Tuesday, December 17, 2024

LA Times Owner Talks With Staffer, Promises Change

Dr. Patrick Soon-Shiong

The owner of the Los Angeles Times, Dr. Patrick Soon-Shiong, suggested in a new interview with his own staff that he would sell the paper if he doesn't see financial progress.

"I’ll continue to fund it, yes," as long as he sees progress, he said during an interview published by his own paper. Soon-Shiong said it was important for the LA Times to increase their reach, and said the only way to do so was "to not be an echo chamber of one side."

Fox News Digital reports Soon-Shiong's paper lost over 20,000 subscribers after he stopped the editorial board from endorsing Vice President Kamala Harris before the election, which also set off outrage and resignations among his own staff. During other recent interviews, the owner has vowed a major shakeup at the LA Times, and lamented that his paper conflated news and opinion.

The Times has about 650,000 paid readers, combining print, digital and other third-party platforms. About 275,000 of those are direct digital subscribers. He said it was essential to build a bigger audience, which he described as key to securing the 143-year-old newspaper’s future.

People "who cancel [their] subscription should respect the fact that there may be two views on a certain point, and nobody has 100% the right view," Soon-Shiong told the outlet. "And it’s really important for us [to] heal the nation. We’ve got to stop being so polarized."

Soon-Shiong has said he wants to bring in more conservative writers on the opinion side and on the editorial board. He recently announced that CNN political commentator Scott Jennings, a conservative voice on the network, would be part of the new board.

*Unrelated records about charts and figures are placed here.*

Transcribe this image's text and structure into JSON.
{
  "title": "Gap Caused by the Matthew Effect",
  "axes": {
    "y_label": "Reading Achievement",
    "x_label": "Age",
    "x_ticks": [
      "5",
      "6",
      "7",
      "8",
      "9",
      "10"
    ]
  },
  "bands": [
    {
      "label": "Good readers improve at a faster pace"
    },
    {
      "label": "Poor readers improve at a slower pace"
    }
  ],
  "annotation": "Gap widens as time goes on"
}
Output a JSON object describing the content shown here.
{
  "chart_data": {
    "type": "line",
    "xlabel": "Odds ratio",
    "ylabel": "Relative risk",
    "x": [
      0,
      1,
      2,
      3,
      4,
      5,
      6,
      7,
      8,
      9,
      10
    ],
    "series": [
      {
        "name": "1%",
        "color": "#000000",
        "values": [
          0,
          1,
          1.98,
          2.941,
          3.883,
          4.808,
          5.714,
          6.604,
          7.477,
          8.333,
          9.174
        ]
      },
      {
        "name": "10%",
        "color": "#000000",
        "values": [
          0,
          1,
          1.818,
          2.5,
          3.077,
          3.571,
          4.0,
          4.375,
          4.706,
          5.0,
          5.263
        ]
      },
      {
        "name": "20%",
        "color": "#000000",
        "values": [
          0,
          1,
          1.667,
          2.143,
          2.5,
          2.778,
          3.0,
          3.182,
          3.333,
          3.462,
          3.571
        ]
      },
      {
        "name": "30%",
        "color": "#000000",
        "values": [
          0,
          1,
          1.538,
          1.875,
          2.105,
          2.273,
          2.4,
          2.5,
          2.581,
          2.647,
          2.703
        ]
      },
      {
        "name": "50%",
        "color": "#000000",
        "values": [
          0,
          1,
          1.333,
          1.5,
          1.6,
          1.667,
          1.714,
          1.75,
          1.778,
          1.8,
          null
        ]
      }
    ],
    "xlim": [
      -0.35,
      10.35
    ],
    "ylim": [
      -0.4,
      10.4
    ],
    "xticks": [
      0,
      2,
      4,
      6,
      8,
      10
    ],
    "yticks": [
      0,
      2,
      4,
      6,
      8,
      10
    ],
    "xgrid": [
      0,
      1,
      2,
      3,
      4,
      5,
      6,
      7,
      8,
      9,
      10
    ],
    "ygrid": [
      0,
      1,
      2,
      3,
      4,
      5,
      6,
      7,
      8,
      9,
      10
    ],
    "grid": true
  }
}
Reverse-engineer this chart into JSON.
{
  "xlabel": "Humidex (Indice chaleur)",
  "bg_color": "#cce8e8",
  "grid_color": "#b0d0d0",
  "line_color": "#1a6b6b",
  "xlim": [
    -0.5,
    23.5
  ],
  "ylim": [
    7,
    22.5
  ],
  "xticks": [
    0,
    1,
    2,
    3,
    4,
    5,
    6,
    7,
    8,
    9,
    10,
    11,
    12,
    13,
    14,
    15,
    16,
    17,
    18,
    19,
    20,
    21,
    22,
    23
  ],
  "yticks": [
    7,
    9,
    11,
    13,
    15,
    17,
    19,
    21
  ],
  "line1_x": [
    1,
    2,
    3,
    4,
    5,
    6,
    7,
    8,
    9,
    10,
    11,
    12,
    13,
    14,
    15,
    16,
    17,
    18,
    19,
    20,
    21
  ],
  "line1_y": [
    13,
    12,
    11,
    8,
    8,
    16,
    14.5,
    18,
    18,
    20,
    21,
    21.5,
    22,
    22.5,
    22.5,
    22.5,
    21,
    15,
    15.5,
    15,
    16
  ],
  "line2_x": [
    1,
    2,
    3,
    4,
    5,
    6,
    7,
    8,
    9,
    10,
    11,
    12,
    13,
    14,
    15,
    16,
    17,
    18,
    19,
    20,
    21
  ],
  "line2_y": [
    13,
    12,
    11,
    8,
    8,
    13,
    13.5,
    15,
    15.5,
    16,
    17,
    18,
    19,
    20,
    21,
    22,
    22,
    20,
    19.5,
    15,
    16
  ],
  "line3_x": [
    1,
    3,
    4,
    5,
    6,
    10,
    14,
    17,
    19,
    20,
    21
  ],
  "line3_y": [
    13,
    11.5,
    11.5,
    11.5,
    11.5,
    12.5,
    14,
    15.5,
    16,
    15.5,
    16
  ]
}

Soon-Shiong also said his goal was to make the paper's culture a "middle-of-the-road, trustworthy news source." Reporters at the outlet have bristled at his suggestion that it wasn't down the middle before, although the LA Times acknowledged its editorial board leaned to the left – it had only endorsed Democrats for president since it began making those choices in 2008. 

He also aroused anger in the newsroom when he suggested an AI-powered "bias meter" that would let readers know the ideological lean of a story or opinion piece.